И не смогла я, Мила, ничего ему сделать. Больше того скажу я тебе. Взяла я грех на душу – выхаживать его принялась. Ты понимаешь, а? Мои муж с сыном там на фронте врага бьют, а я тут в тылу выхаживаю его проклятого! А во мне тогда материнское сердце говорило, не могу я этого объяснить тебе, дочка, вот появятся у тебя детушки, и может вспомнишь ты свою прабабку старую, дурную, и поймёшь…
Тайком стала я ему носить еды маленько, картошину, да молока кружку. Раны его перевязала. Наказала из избушки носу не казать. Приволокла соломы из дому, да тулупчик старенький, ночи уже холодные совсем стояли, осень ведь. Благо ни у кого подозрений не вызвало, что я в лес хожу, я ведь и до того ходила на заимку. А на душе-то кошки скребут, что я творю? Сдать надо мне его, пойти куда следует.
– Всё, – думаю с вечера, – Завтра же пойду к председательше Клавдии.

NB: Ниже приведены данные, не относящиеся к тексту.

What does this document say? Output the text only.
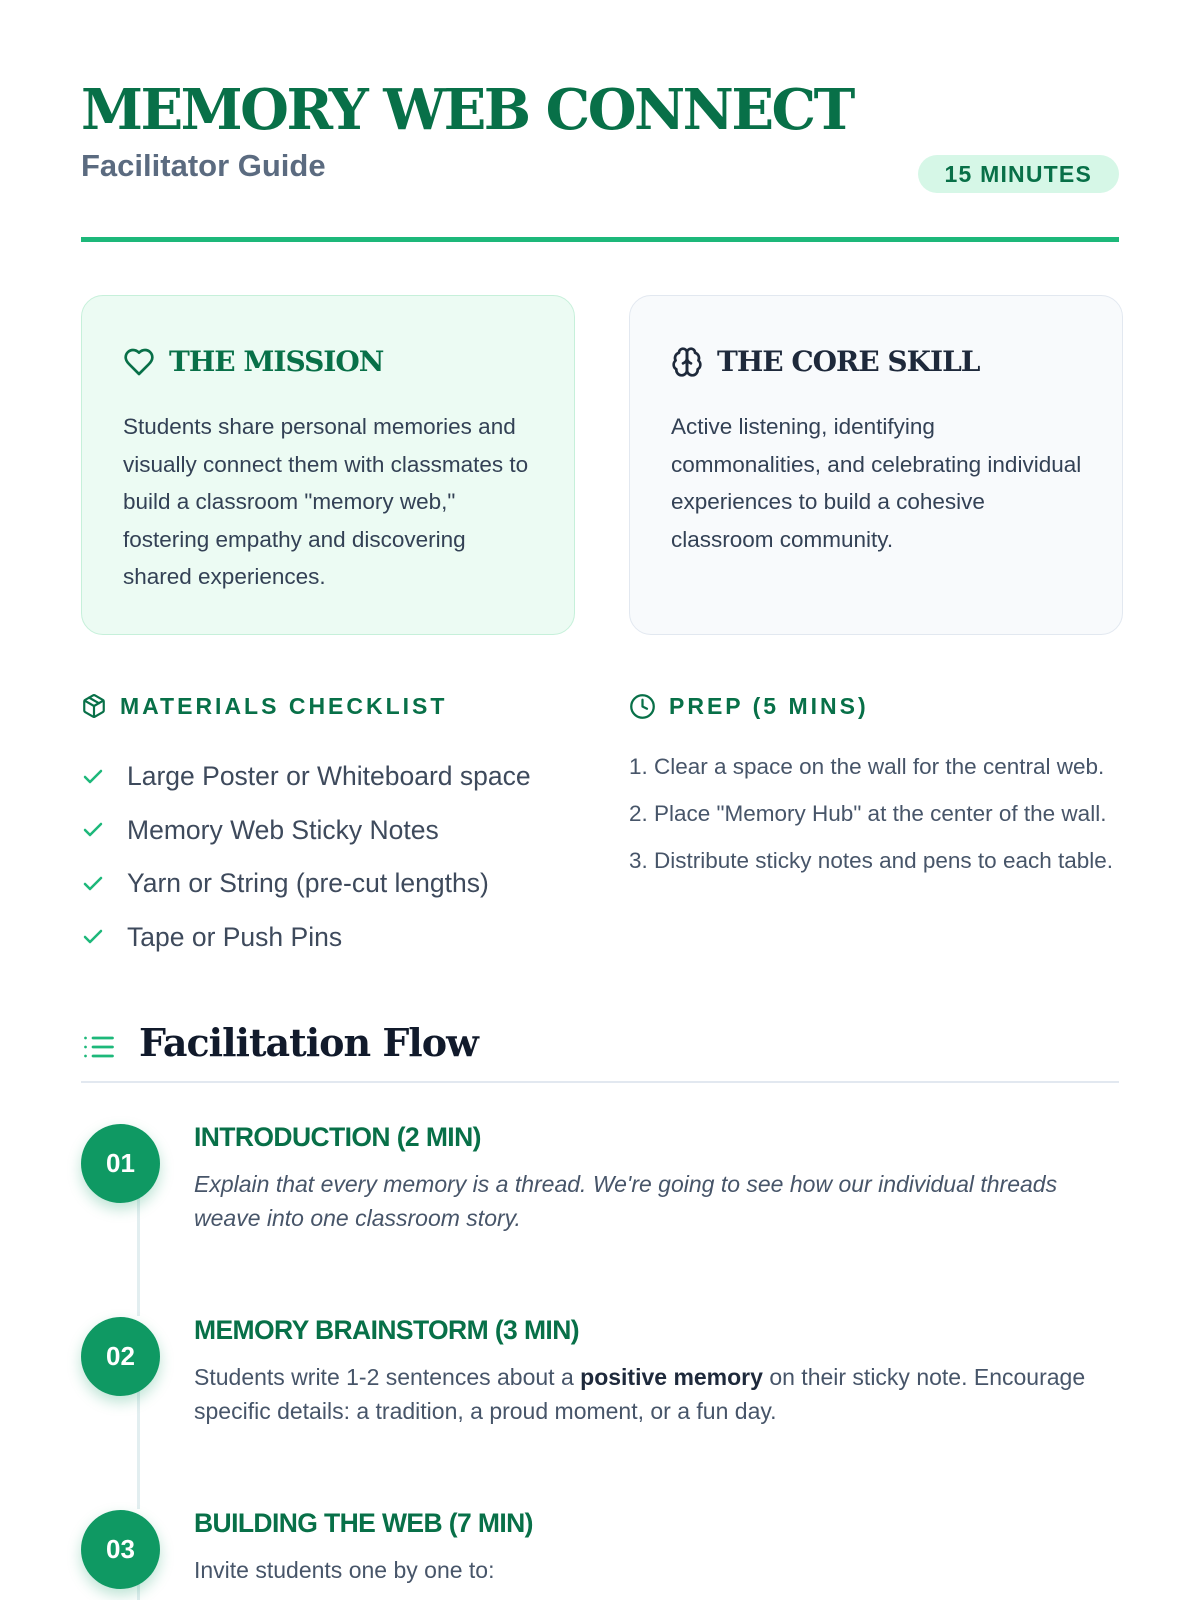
MEMORY WEB CONNECT
Facilitator Guide	15 MINUTES
THE MISSION

Students share personal memories and visually connect them with classmates to build a classroom "memory web," fostering empathy and discovering shared experiences.

THE CORE SKILL

Active listening, identifying commonalities, and celebrating individual experiences to build a cohesive classroom community.

MATERIALS CHECKLIST	PREP (5 MINS)
Large Poster or Whiteboard space
Memory Web Sticky Notes
Yarn or String (pre-cut lengths)
Tape or Push Pins

1. Clear a space on the wall for the central web.

2. Place "Memory Hub" at the center of the wall.

3. Distribute sticky notes and pens to each table.

Facilitation Flow
01
INTRODUCTION (2 MIN)

Explain that every memory is a thread. We're going to see how our individual threads weave into one classroom story.

02
MEMORY BRAINSTORM (3 MIN)

Students write 1-2 sentences about a positive memory on their sticky note. Encourage specific details: a tradition, a proud moment, or a fun day.

03
BUILDING THE WEB (7 MIN)

Invite students one by one to:
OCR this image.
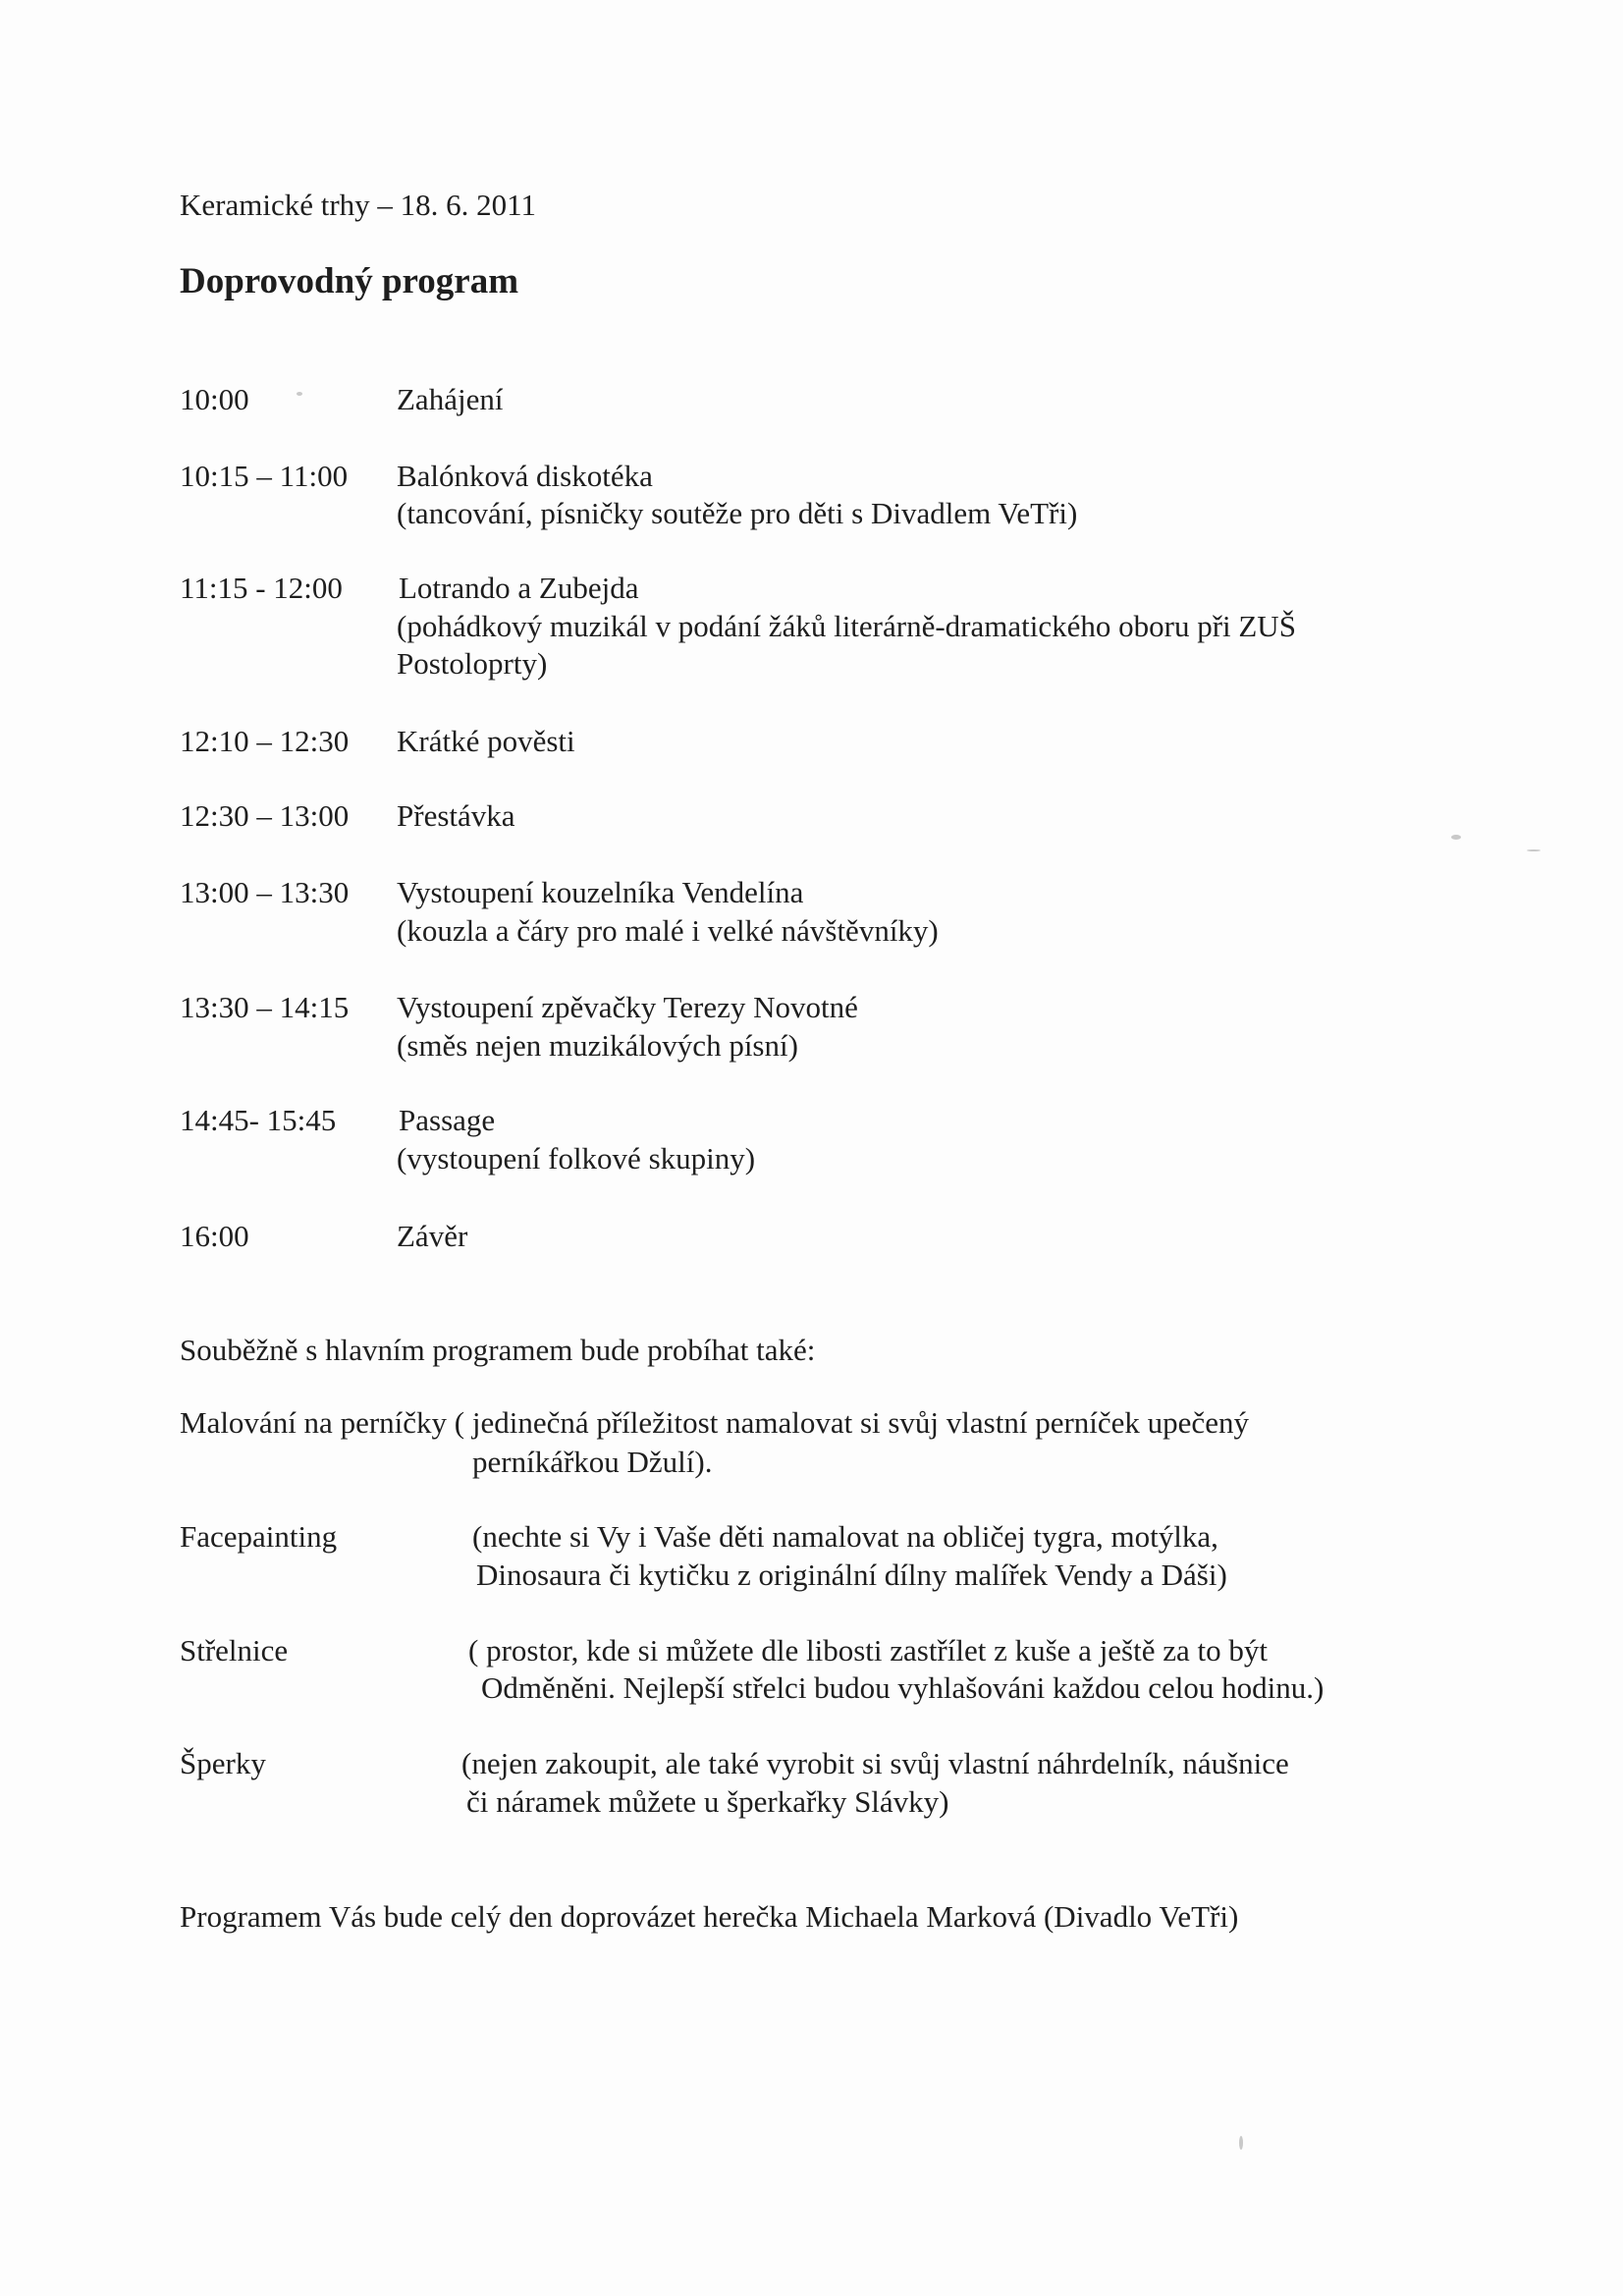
Keramické trhy – 18. 6. 2011
Doprovodný program
10:00	Zahájení
10:15 – 11:00 Balónková diskotéka
(tancování, písničky soutěže pro děti s Divadlem VeTři)
11:15 - 12:00 Lotrando a Zubejda
(pohádkový muzikál v podání žáků literárně-dramatického oboru při ZUŠ
Postoloprty)
12:10 – 12:30 Krátké pověsti
12:30 – 13:00 Přestávka
13:00 – 13:30 Vystoupení kouzelníka Vendelína
(kouzla a čáry pro malé i velké návštěvníky)
13:30 – 14:15 Vystoupení zpěvačky Terezy Novotné
(směs nejen muzikálových písní)
14:45- 15:45 Passage
(vystoupení folkové skupiny)
16:00	Závěr
Souběžně s hlavním programem bude probíhat také:
Malování na perníčky ( jedinečná příležitost namalovat si svůj vlastní perníček upečený
perníkářkou Džulí).
Facepainting	(nechte si Vy i Vaše děti namalovat na obličej tygra, motýlka,
Dinosaura či kytičku z originální dílny malířek Vendy a Dáši)
Střelnice	( prostor, kde si můžete dle libosti zastřílet z kuše a ještě za to být
Odměněni. Nejlepší střelci budou vyhlašováni každou celou hodinu.)
Šperky	(nejen zakoupit, ale také vyrobit si svůj vlastní náhrdelník, náušnice
či náramek můžete u šperkařky Slávky)
Programem Vás bude celý den doprovázet herečka Michaela Marková (Divadlo VeTři)
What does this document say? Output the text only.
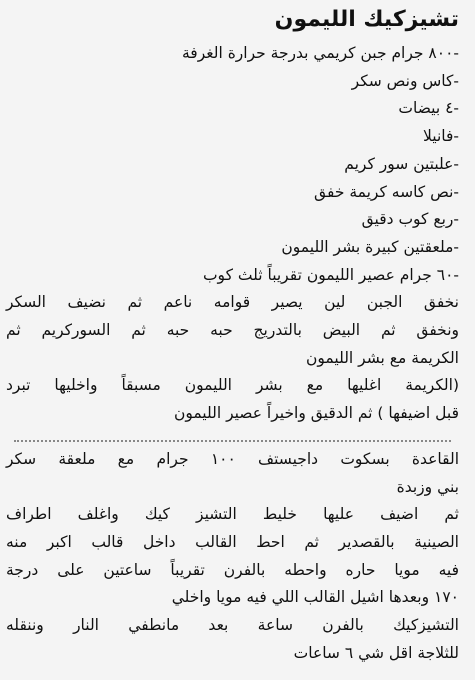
تشيزكيك الليمون
-٨٠٠ جرام جبن كريمي بدرجة حرارة الغرفة
-كاس ونص سكر
-٤ بيضات
-فانيلا
-علبتين سور كريم
-نص كاسه كريمة خفق
-ربع كوب دقيق
-ملعقتين كبيرة بشر الليمون
-٦٠ جرام عصير الليمون تقريباً ثلث كوب
نخفق الجبن لين يصير قوامه ناعم ثم نضيف السكر
ونخفق ثم البيض بالتدريج حبه حبه ثم السوركريم ثم
الكريمة مع بشر الليمون
(الكريمة اغليها مع بشر الليمون مسبقاً واخليها تبرد
قبل اضيفها ) ثم الدقيق واخيراً عصير الليمون
القاعدة بسكوت داجيستف ١٠٠ جرام مع ملعقة سكر
بني وزبدة
ثم اضيف عليها خليط التشيز كيك واغلف اطراف
الصينية بالقصدير ثم احط القالب داخل قالب اكبر منه
فيه مويا حاره واحطه بالفرن تقريباً ساعتين على درجة
١٧٠ وبعدها اشيل القالب اللي فيه مويا واخلي
التشيزكيك بالفرن ساعة بعد مانطفي النار وننقله
للثلاجة اقل شي ٦ ساعات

А утром встану и не могу, Милка. Не могу, ноги нейдут… Дни шли, немец болел сильно, горячка была у него, раны гноились. Так я что удумала. В село соседнее пошла, там фельшерица была, выпросила у ей лекарство, мол, дочка вилами руку поранила, надо лечить. И ведь никто не проверил, не узнал истины. А я тому немцу лекарство унесла. Пока ходила эдак-то к нему, говорили мы с ним. Он по нашему сносно балакал, не знаю уж где научился. Звали его Дитер. И рассказывал он про их хозяйство там, в Германии ихней, про мать с отцом, про младших братьев. Ведь всё как у нас у них. Зачем воевали?… Слушала я его, и видела их поля, сады, хозяйство, семью его, как будто вживую. И так мне мать его жалко стало. Ведь она тоже сына проводила, как и я, и не знает где-то он сейчас. Может и мой Витенька сейчас вот так лежит где-то, раненый, немощный? Может и ему поможет кто-то, как я этому Дитеру помогаю? Ох, Мила, кабы кто узнал тогда, что я делала, так пошла бы я под расстрел. Вот какой грех на мне, доченька. Тряслась я, что лист осиновый, как в бреду всё это времечко жила, а ноги сами шли на заимку.
И вот, в один из дней, в деревню к нам партизаны пришли. Вот тогда я по-настоящему испугалась. Задками, огородами, выбралась я из деревни, да бегом на заимку, в избушку свою.
– Вот что, Дитер, – говорю я своему немцу, – Уходить тебе надо! Иначе и меня с детьми погубишь, и сам погибнешь. Что могла, я для тебя сделала, уходи.
А он слабый ещё совсем, жар у его, сунула я ему с собой еды немного, да и говорю:
– Сначала я уйду, а потом ты тихонько выходи, и уходи, Дитер.
А он глядел на меня, глядел, а потом за пазуху полез. Я аж похолодела вся.
– Ну, – думаю, – Дура ты, Маня, дура, у него ведь оружие есть, наверняка. Порешит он тебя сейчас.
А он из-за пазухи достал коробочку, навроде шкатулки махонькой и говорит:
– Смотри, фрау.
И мне показывает. Я ближе подошла, а там бумажка с адресом и фотография.
– Мама, – говорит он мне, и пальцем на женщину тычет, что на фото.